While I’m on the cinematography, there was also a stunning shot of Tony standing at water’s edge during a breathtaking sunset, and another spectacular sunset caught from the train. Burma definitely brought out the best in his camera guy.

Then at one point, Tony said, “There is shit going on they do not want you to see,” and didn’t get bleeped!

Score one for CNN.

Miami New Times reviewed the show and called it “No Reservations with slow motion.”

Obviously, Bourdain’s PR machine did a good job of spreading word about the show because its premiere gave CNN a nice ratings bump. But the question is, can he sustain it and build his fan base merely with the twist of eating the same old exotic stuff in places it’s assumed Americans aren’t safe?

Director Tom Vitale gave a good interview about filming the first several episodes to Bon Appetit.

For episode 2, Tony travels to Koreatown in Los Angeles, so I anticipate the usual dim sum and noodle scenes — but (gasp!) on American soil!

I’d turn out to hear Bourdain read the phone book (and will be seeing him live in Richmond on April 23), but how long will most viewers stick around to watch him keep milking the same cow?


Weight Watching on a Cruise

April 11, 2013

By Karen

Feeling pretty svelte after losing 48 lbs., I went to San Juan last week for a sail through the Southern Caribbean on Royal Caribbean’s lovely Brilliance of the Seas.

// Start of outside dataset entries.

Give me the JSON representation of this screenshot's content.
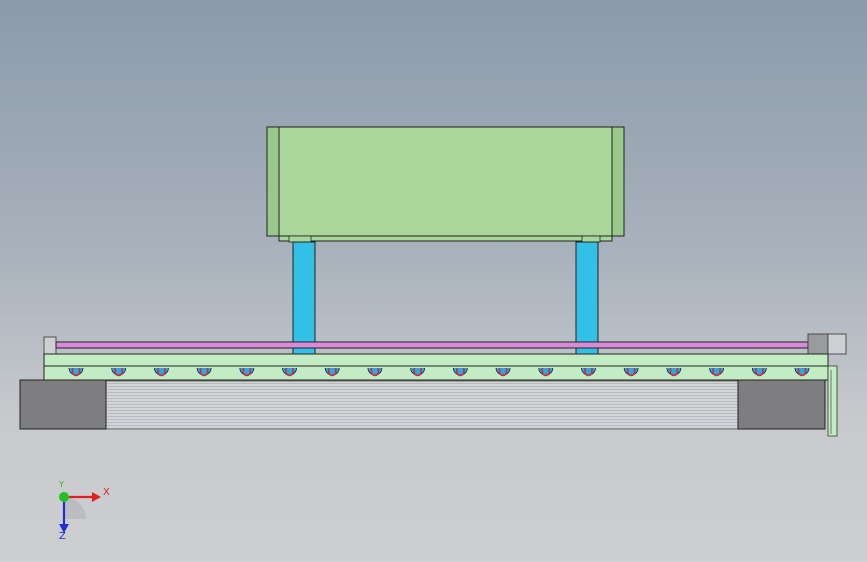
{
  "triad": {
    "x_label": "X",
    "y_label": "Y",
    "z_label": "Z",
    "x_color": "#e02020",
    "y_color": "#20c020",
    "z_color": "#2030d0"
  },
  "colors": {
    "plate_green": "#a9d79a",
    "plate_edge": "#98c98a",
    "column_blue": "#33c0e6",
    "rod_pink": "#d98ad9",
    "rail_green": "#c4ecc4",
    "block_gray": "#7e7e80",
    "roller_blue": "#2aa9e0",
    "roller_red": "#d22a3a"
  },
  "roller_count": 18
}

Yes, it’s the same ship from which honeymooner George Smith disappeared in the Mediterranean in 2005. His blonde bride, Jennifer, pounded the talk show circuit for a while.

My cabin was 2 decks below theirs, and I didn’t run in to George’s spirit.

I cut ties to Weight Watchers® online before I left, but I still follow PointsPlus® because it won’t take much more to get myself into a size 8.

I wasn’t about to let that ruin my vacay. There’s no shortage of healthy options on a ship. I ate cereal, fruit, yogurt, and salads. OK, one morning I had eggs Benedict.

They bake the breads and pastries fresh every day, with real butter for spreading.

And did I mention there’s liquor?

So I cheated. But no fried chicken or pizza. I haven’t had a decent slice of pizza since early 2012, and feared I’d lose it and binge because it’s always available.

One lunch I splurged on a hamburger and fries. Pasta twice, once Bolognese and once Asian. Two cookies.

Even being fairly careful, most days I’d pretty much blown through my daily points by mid-afternoon — if I were counting.

I watched plenty of morbidly obese passengers loading heaping plates of stuff buried under mayonnaise and gravy. They were my best motivation — particularly when they hung out around the pool later.

At dinner, I ordered mostly grilled fish or pork, with one lobster tail. I had quite a few chocolate desserts, but didn’t always finish.

Probably worse than the eating and drinking was not doing my usual 10,000 steps a day, although you’d think on a 958-ft. ship it would have been easier. But I usually fell far short.

When I got home, I’d gained 2 lbs.

I’d laid in some Lean Cuisine® to ease myself into “normal” eating until I could hit Food Lion. The only fresh produce I had in the house was an onion.

So now it’s 5 days later and one of my ill-gotten pounds is already gone.

I’m hoping the week-long shock of eating more fat and animal protein will propel me further into the 120s and the coveted size 8s. Before the cruise, I was hopelessly plateauing.

But back to my initial question. Yes, you can watch your weight on a cruise, but you don’t have to go overboard about it.